The authorities have responded to the violence by banning all public gatherings.


[ image: Two days of rioting has left significant damage]
Two days of rioting has left significant damage
But Dr Amien Rais, the Chairman of the Muhammadiya group, which represents nearly 30 million Indonesian Muslims, and an outspoken critic of President Suharto's government defied the order.

In a speech to 10,000 supporters in the capital Jakarta he appealed for an end to the attacks on the Chinese.

"I do not blame my people who run amok because they're hungry. Of course I disagree, and I even condemn, if the anger, if the frustration was directed to the Chinese," he said.

He added that the Chinese "are also our brothers and sisters and they have become one integrated part and parcel of this Indonesian nation."

He went on to say that Indonesians should "direct their anger, their protesting, to the government."

Dr Rais said the country was suffering from a social and moral disease.

He said any candidate for president who was incapable of ending corruption should step aside, a remark seen as a clear reference to President Suharto.

The latest violence is the most serious outbreak of rioting to hit Indonesia since the currency crisis began three months ago. Many ordinary Indonesians are only now feeling the full effects of the crisis.


[ image: Troops are patrolling the streets]
Troops are patrolling the streets
Food prices have doubled or even tripled and, as businesses and construction projects close down, thousands of jobs have been lost.

The minority Chinese, who control much of the commercial life in small towns, make an easy target.
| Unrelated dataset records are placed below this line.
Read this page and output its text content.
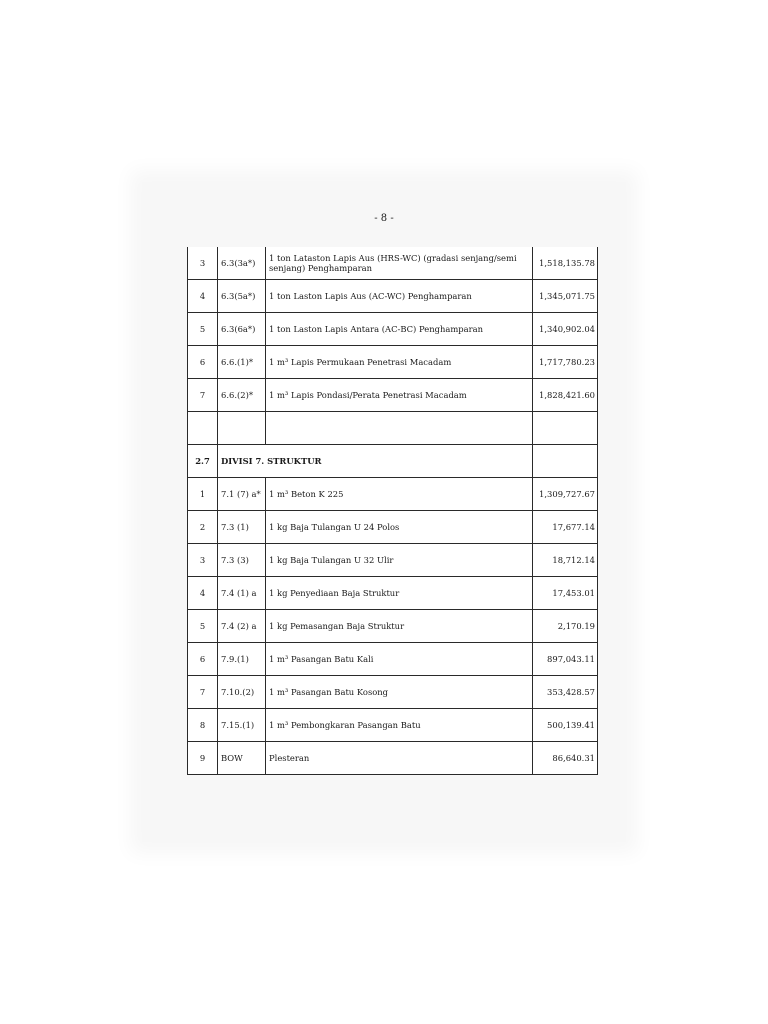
- 8 -
3	6.3(3a*)	1 ton Lataston Lapis Aus (HRS-WC) (gradasi senjang/semi senjang) Penghamparan	1,518,135.78
4	6.3(5a*)	1 ton Laston Lapis Aus (AC-WC) Penghamparan	1,345,071.75
5	6.3(6a*)	1 ton Laston Lapis Antara (AC-BC) Penghamparan	1,340,902.04
6	6.6.(1)*	1 m³ Lapis Permukaan Penetrasi Macadam	1,717,780.23
7	6.6.(2)*	1 m³ Lapis Pondasi/Perata Penetrasi Macadam	1,828,421.60

2.7	DIVISI 7. STRUKTUR		
1	7.1 (7) a*	1 m³ Beton K 225	1,309,727.67
2	7.3 (1)	1 kg Baja Tulangan U 24 Polos	17,677.14
3	7.3 (3)	1 kg Baja Tulangan U 32 Ulir	18,712.14
4	7.4 (1) a	1 kg Penyediaan Baja Struktur	17,453.01
5	7.4 (2) a	1 kg Pemasangan Baja Struktur	2,170.19
6	7.9.(1)	1 m³ Pasangan Batu Kali	897,043.11
7	7.10.(2)	1 m³ Pasangan Batu Kosong	353,428.57
8	7.15.(1)	1 m³ Pembongkaran Pasangan Batu	500,139.41
9	BOW	Plesteran	86,640.31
They have been accused of hoarding food. Many shops have been spread with anti-Chinese graffiti.

The BBC's Jakarta correspondent says similar incidents are occurring with increasing regularity across Indonesia and the security forces seem powerless to prevent the violence from breaking out.

The police have forbidden mass gatherings for the three weeks surrounding next month's presidential election. However, the most recent unrest started among crowds coming out of Friday prayers at the mosques, gatherings the authorities cannot ban.